PORT ANGELES — Entrepreneurs from both sides of the Strait of Juan de Fuca joined with city of Port Angeles officials this week for an enthusiastic, hopeful afternoon of trading tourism ideas.
The get-together of business owners from Port Angeles and Victoria concluded with pledges of more across-the-water visits — and hopes that efforts to bring more Canadian visitors to Victoria’s smaller southern neighbor will bear fruit.
“This is a new beginning, and we should not let it rest,” Port Angeles businessman Ed Bedford, owner of Northwest Soda Works, said Wednesday at the close of a Port Angeles CrabHouse restaurant luncheon attended by about 30 participants.
“It’s important to all of us on both sides of the water,” Bedford said.
“We will reciprocate on behalf of the city. If we make the opportunity to expand on it, it won’t do anything but benefit all of us.”
Luncheon participants heard presentations about Port Angeles’ $17 million waterfront improvement project and the city’s wireless-access upgrades for Internet users within the city limit along with Victoria’s plans for its upcoming 150th birthday celebration.
The 15 Canadians at the luncheon were greeted upon their arrived on the 12:05 p.m. MV Coho sailing by Mayor Cherie Kidd and Necessities & Temptations gift shop owner Edna Petersen.
Upon disembarking the ferry, the guests received gift bags with candy, a commemorative Elwha River Restoration Project cup, a $5-off discount slip for Petersen’s store and the greeting, “Welcome to our Victoria neighbors!”
The Victoria visitors also joined their Port Angeles hosts in a post-luncheon tour of Westport Shipyard’s yacht-building facility.

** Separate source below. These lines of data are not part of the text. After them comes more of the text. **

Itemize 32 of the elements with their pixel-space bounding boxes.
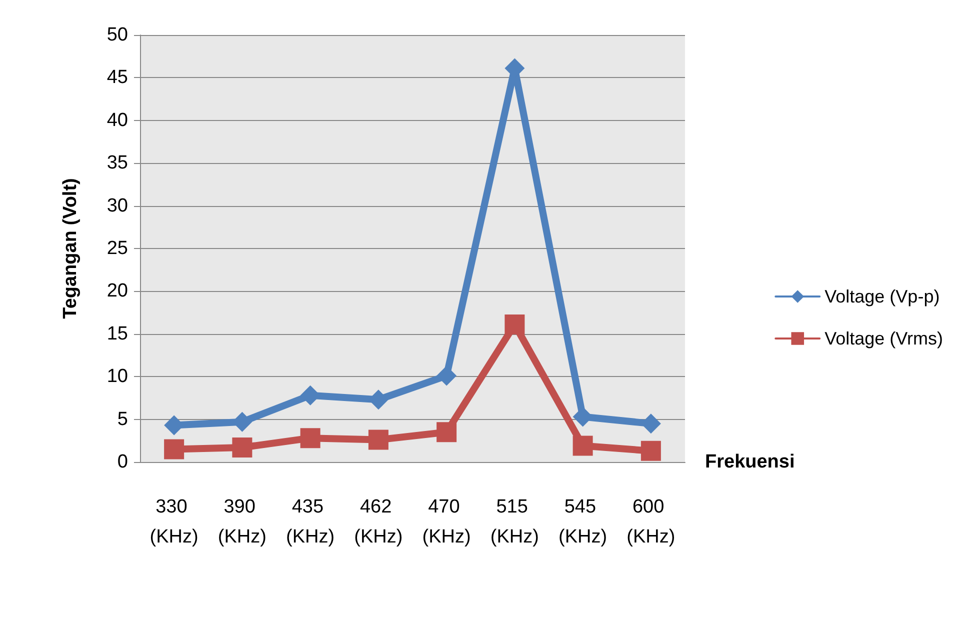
- x-tick-label: 600 (KHz): [626, 496, 676, 548]
- x-tick-label: 435 (KHz): [286, 496, 335, 548]
- point: [436, 422, 457, 442]
- x-tick-label: 330 (KHz): [150, 496, 198, 548]
- y-axis-title: Tegangan (Volt): [60, 178, 81, 319]
- point: [504, 314, 525, 335]
- point: [436, 366, 457, 386]
- y-tick-label: 30: [106, 195, 128, 216]
- y-tick-label: 40: [106, 110, 128, 131]
- point: [572, 436, 593, 456]
- point: [164, 439, 184, 460]
- point: [640, 440, 661, 461]
- legend-label: Voltage (Vp-p): [824, 286, 940, 306]
- y-tick-label: 0: [117, 452, 128, 472]
- y-tick-label: 45: [106, 67, 128, 88]
- x-tick-label: 545 (KHz): [558, 496, 608, 548]
- y-tick-label: 35: [106, 152, 128, 174]
- x-tick-label: 470 (KHz): [422, 496, 471, 548]
- y-tick-label: 15: [106, 323, 128, 344]
- legend-label: Voltage (Vrms): [824, 328, 944, 348]
- y-tick-label: 25: [106, 238, 128, 259]
- y-tick-label: 50: [106, 24, 128, 46]
- point: [300, 428, 320, 448]
- x-tick-label: 390 (KHz): [218, 496, 266, 548]
- x-axis-title: Frekuensi: [705, 452, 795, 472]
- y-tick-label: 20: [106, 280, 128, 302]
- x-tick-label: 515 (KHz): [490, 496, 539, 548]
- point: [368, 430, 388, 450]
- y-tick-label: 5: [117, 408, 128, 430]
- point: [232, 437, 252, 458]
- x-tick-label: 462 (KHz): [354, 496, 403, 548]
- y-tick-label: 10: [106, 366, 128, 388]
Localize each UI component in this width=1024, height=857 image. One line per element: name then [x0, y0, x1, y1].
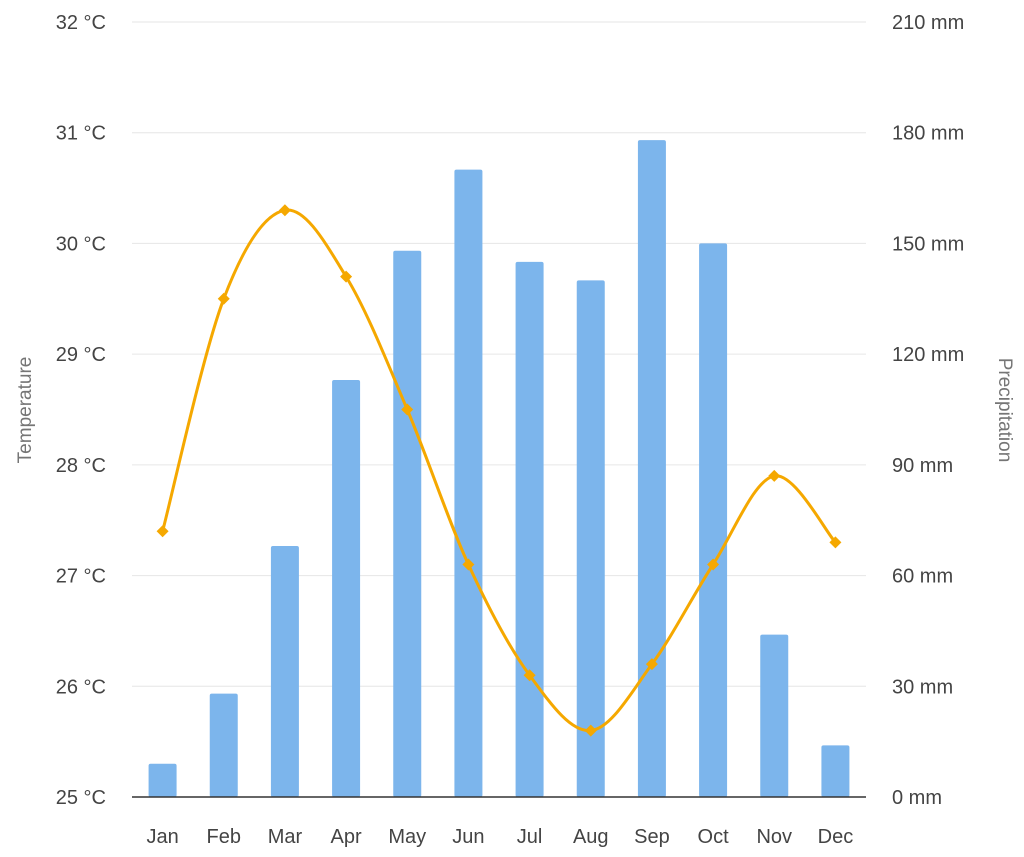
- precipitation-bar-jun: [454, 169, 483, 798]
- temperature-point-apr: [340, 270, 353, 283]
- x-tick-label: Jul: [517, 826, 543, 848]
- left-tick-label: 27 °C: [56, 566, 106, 588]
- temperature-point-jun: [462, 558, 475, 571]
- temperature-point-oct: [707, 558, 720, 571]
- grid-lines: [132, 21, 866, 687]
- x-tick-label: Mar: [268, 826, 303, 848]
- right-tick-label: 30 mm: [892, 676, 953, 698]
- right-axis-title: Precipitation: [994, 358, 1015, 463]
- temperature-line-series: [156, 204, 842, 737]
- x-tick-label: Sep: [634, 826, 670, 848]
- temperature-point-jan: [156, 525, 169, 538]
- left-tick-label: 25 °C: [56, 787, 106, 809]
- x-tick-label: Feb: [207, 826, 241, 848]
- right-tick-label: 90 mm: [892, 455, 953, 477]
- temperature-point-sep: [645, 658, 658, 671]
- precipitation-bar-sep: [637, 140, 666, 798]
- temperature-point-feb: [217, 292, 230, 305]
- x-tick-label: Oct: [698, 826, 730, 848]
- right-axis-ticks: 0 mm 30 mm 60 mm 90 mm 120 mm 150 mm 180 mm 210…: [892, 12, 964, 809]
- precipitation-bar-aug: [576, 280, 605, 797]
- precipitation-bar-apr: [332, 379, 361, 797]
- x-tick-label: Apr: [331, 826, 362, 848]
- precipitation-bar-dec: [821, 745, 850, 797]
- x-tick-label: Nov: [756, 826, 792, 848]
- right-tick-label: 150 mm: [892, 233, 964, 255]
- left-tick-label: 29 °C: [56, 344, 106, 366]
- left-tick-label: 28 °C: [56, 455, 106, 477]
- precipitation-bar-may: [393, 250, 422, 798]
- left-axis-ticks: 25 °C 26 °C 27 °C 28 °C 29 °C 30 °C 31 °C 32 °C: [56, 12, 106, 809]
- x-tick-label: Jan: [146, 826, 178, 848]
- x-tick-label: Aug: [573, 826, 609, 848]
- precipitation-bar-jan: [148, 763, 177, 797]
- precipitation-bar-mar: [270, 546, 299, 797]
- temperature-point-nov: [768, 469, 781, 482]
- left-tick-label: 30 °C: [56, 233, 106, 255]
- temperature-point-mar: [278, 204, 291, 217]
- x-tick-label: Jun: [452, 826, 484, 848]
- right-tick-label: 60 mm: [892, 566, 953, 588]
- precipitation-bar-oct: [699, 243, 728, 797]
- left-tick-label: 31 °C: [56, 123, 106, 145]
- left-tick-label: 32 °C: [56, 12, 106, 34]
- precipitation-bar-feb: [209, 693, 238, 797]
- x-axis-ticks: Jan Feb Mar Apr May Jun Jul Aug Sep Oct Nov Dec: [146, 826, 853, 848]
- x-tick-label: Dec: [818, 826, 854, 848]
- right-tick-label: 120 mm: [892, 344, 964, 366]
- temperature-point-dec: [829, 536, 842, 549]
- left-tick-label: 26 °C: [56, 676, 106, 698]
- temperature-point-may: [401, 403, 414, 416]
- precipitation-bars: [148, 140, 850, 798]
- right-tick-label: 180 mm: [892, 123, 964, 145]
- right-tick-label: 0 mm: [892, 787, 942, 809]
- left-axis-title: Temperature: [15, 357, 36, 464]
- temperature-point-aug: [584, 724, 597, 737]
- x-tick-label: May: [388, 826, 426, 848]
- precipitation-bar-nov: [760, 634, 789, 797]
- right-tick-label: 210 mm: [892, 12, 964, 34]
- temperature-point-jul: [523, 669, 536, 682]
- temperature-line: [161, 208, 837, 733]
- precipitation-bar-jul: [515, 261, 544, 797]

The tour was followed by a walkabout of downtown and the city’s “underground” led by underground tour guide and former City Councilman Don Perry and Downtown Association Executive Director Barb Frederick.
The Canadians returned to Victoria on the 5:20 p.m. sailing.
“We need to educate more people about the ease of going back and forth to the states,” Ed Chan of Victoria, a retired chef and an organizer of Wednesday’s visit, said in a telephone interview Thursday, referring to the 90-minute ferry ride home.
“It’s fairly inexpensive to hop on a ferry, spend the day in Port Angeles or spend a weekend in Port Angeles, and come home,” Chan said, adding that Port Angeles is “very walkable.”
The Wednesday get-together was initiated by Kidd and organized by her and Frederick.
It will be followed by a Port Angeles delegation’s visit to Victoria on July 1 for Canada Day and Victoria Mayor Dean Fortin’s visit to Port Angeles for the city’s July Fourth parade, Kidd said.
“Getting the word out to Victoria, that’s our focus,” Kidd said Thursday, adding that every Canadian who attended the luncheon and toured the city returned to Victoria as a new “ambassador” for Port Angeles.
“We have to let them know why they need to come here,” Kidd said, adding that Wednesday afternoon’s activities represented a step in that direction.
“We have a huge, untapped market for tourism in Victoria, and they don’t know why they need to come,” she said.
“That’s our job, that’s my job as mayor to let them know they have to come. We are making progress.”
The Canadian visitors discussed what might come after their visit at a dinner later that night in Victoria that included members of the Victoria AM Association and the Canadian Culinary Federation, Canadian Juliana Atkinson said Thursday.
Atkinson said the question posed during dinner was: “What can we do to strengthen our ties with Port Angeles to make their community more vibrant?”
An effort could be made to attract more young people from Victoria, advertise weekend ferry-hotel packages with Port Angeles as the destination, and put more advertising in Victoria publications about what Port Angeles has to offer.
“We’ve got to get the word out,” Atkinson insisted.
Atkinson, a semiretired pastry chef, said she was impressed by Port Angeles Planning and Economic Development Director Nathan West’s luncheon presentation on the waterfront project.
“I’ll probably tell 40 people about my visit and how I want to go back and check out all the little shops,” Atkinson said.
“An hour and a half, and you’re there. You don’t have to drive, you don’t have to worry about anything. It looks like a really interesting place to visit, absolutely.”